Der 12. April wird immer bleiben

Seit Ende 2012 ist Hansen auf freiem Fuß. Er arbeitet wieder, heute mit 43. Als Steuerfachangestellter, so wie vor dem Knastaufenthalt. Es ist ruhig um ihn geworden. Er ist heute glücklich, den Albtraum überstanden zu haben. So naiv wie damals ist er nicht mehr.

Die Geschichte des Kevin Hansen zeigt, wie schnell es manchmal im Leben gehen kann, wie oft falsche Entscheidungen verheerende Auswirkungen haben.
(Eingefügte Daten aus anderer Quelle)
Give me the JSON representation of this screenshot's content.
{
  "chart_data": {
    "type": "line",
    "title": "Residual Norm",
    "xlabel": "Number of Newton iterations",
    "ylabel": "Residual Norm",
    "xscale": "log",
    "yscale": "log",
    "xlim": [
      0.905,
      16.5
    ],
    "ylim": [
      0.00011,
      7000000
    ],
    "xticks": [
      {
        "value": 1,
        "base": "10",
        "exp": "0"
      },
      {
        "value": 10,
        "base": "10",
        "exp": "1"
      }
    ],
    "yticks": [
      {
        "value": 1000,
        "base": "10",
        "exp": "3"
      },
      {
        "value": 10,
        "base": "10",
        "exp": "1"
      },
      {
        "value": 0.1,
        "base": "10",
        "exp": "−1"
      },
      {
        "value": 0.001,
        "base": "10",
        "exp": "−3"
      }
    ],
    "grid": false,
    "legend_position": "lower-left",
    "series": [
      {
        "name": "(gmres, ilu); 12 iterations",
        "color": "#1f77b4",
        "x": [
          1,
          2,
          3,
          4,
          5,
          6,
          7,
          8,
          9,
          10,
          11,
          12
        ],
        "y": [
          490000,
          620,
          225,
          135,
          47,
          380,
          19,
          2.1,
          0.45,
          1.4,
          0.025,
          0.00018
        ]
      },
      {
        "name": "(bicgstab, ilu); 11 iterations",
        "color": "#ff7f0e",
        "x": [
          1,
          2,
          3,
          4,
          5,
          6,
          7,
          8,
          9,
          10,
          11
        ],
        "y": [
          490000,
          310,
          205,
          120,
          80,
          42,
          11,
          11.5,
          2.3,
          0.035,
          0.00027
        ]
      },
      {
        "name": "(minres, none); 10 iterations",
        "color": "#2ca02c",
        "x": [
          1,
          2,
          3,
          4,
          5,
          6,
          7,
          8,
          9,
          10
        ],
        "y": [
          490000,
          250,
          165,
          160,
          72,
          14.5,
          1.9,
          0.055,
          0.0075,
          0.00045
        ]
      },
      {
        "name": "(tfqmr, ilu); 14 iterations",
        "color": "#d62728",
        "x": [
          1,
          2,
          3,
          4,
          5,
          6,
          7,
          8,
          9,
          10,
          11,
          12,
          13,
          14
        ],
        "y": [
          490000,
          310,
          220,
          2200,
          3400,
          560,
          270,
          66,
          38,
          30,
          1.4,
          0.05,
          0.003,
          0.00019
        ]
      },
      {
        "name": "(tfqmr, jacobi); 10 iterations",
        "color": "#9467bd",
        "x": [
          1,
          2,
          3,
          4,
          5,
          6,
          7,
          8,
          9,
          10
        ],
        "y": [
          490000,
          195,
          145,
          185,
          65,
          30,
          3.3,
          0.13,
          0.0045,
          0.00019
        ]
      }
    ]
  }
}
Sie zeigt, wie knallhart die Fußballbranche ist, in der Verletzungen oft ein Martyrium zur Folge haben, in dem man nach Jahren des Kampfes für den großen Traum fallen gelassen, nicht mehr gebraucht wird.

Über zwölf Jahre ist es nun her, dass eine Tür in einem ruhigen Hamburger Stadtteil aufgebrochen wurde, gepanzerte Polizisten mit Schusswaffen ein Schlafzimmer stürmten und das Leben eines 30-jährigen Ex-Fußballers, der einst Oliver Kahn bezwungen hatte, in Sekunden vor seinen noch verschlafenen Augen zusammenbrach wie ein Kartenhaus. Hansen wird diesen Tag niemals vergessen. Er hat für seine Fehler bezahlt, ist heute ein anderer Mensch. Nur ganz selten vergisst er, was damals passierte. Dann steht er auf einem Fußballplatz, irgendwo in der Hamburger Provinz.

Er nimmt dann Anlauf, schwingt sein Bein durch und wenig später verschmelzen Ball und Tornetz für einen Wimpernschlag zu einem dumpfen Geräusch. Ganz kurz zählt nur dieser unschuldige Moment des Torerfolgs, den er seit frühester Kindheit kennt. Und alles ist gut, bis der Augenblick vorbei ist und sich die Erde weiter dreht.